Wie ich von einem Facharzt erfuhr gibt es im Kanton Bern als einzigen Kanton schweizweit eine Organisation die sich eben solchen Problematiken angenommen hat. Was sowohl den Patienten wie auch den Ärzten den Umgang im Alltag der Substitutionsbehandlung enorm erleichtert. Meine Frage hierzu:
Was könnte den kantonsärztliche Dienst im Aargau dazu bewegen, sich um ein solches wie in Bern vereinfachtes Verfahren für Ärzte und Patienten zu bemühen?
Leider habe ich bis heute keine Antwort vom Kantonsärztlichen Dienst des Kantons Aargau erhalten. Nicht mal eine kleine Reaktion, gar nix.

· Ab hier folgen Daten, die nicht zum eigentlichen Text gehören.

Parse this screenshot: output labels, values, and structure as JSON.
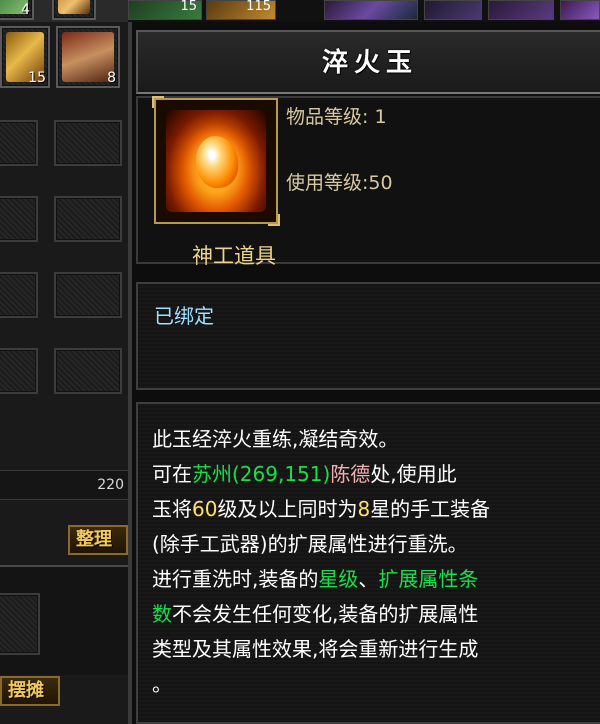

Je nach dem wo man wohnt bekommt man kein Arzt mehr. Keine nimmt neue Patienten auf und sagen gehe ins Spital. Nur die Notfall Abteilungen der Spitäler sind auch am Anschlag und nicht jeder hat ein Auto. So ist man je nach dem wo man wohnt völlig aufgeschmissen. Aber mehr und mehr aus dem Ausland werden hier aufgenommen vom Bund die völlig Volksfremd geworden sind und selber genug finanzen haben um von solche Probleme nicht belastet zu werden, dies ist meine Meinung zu diese Misere. Anzahl Bewohner steigt schnell, Infrastruktur für diese rasend absteigend.
Das "Bewusstsein unseres Parlaments" funktioniert grundsätzlich in erster Linie für Geld, also Banken, Wirtschaft und dergleichen. Volkswohl hingegen rangiert in einer bürgerlichen Regierung leider immer auf den hinteren Plätzen.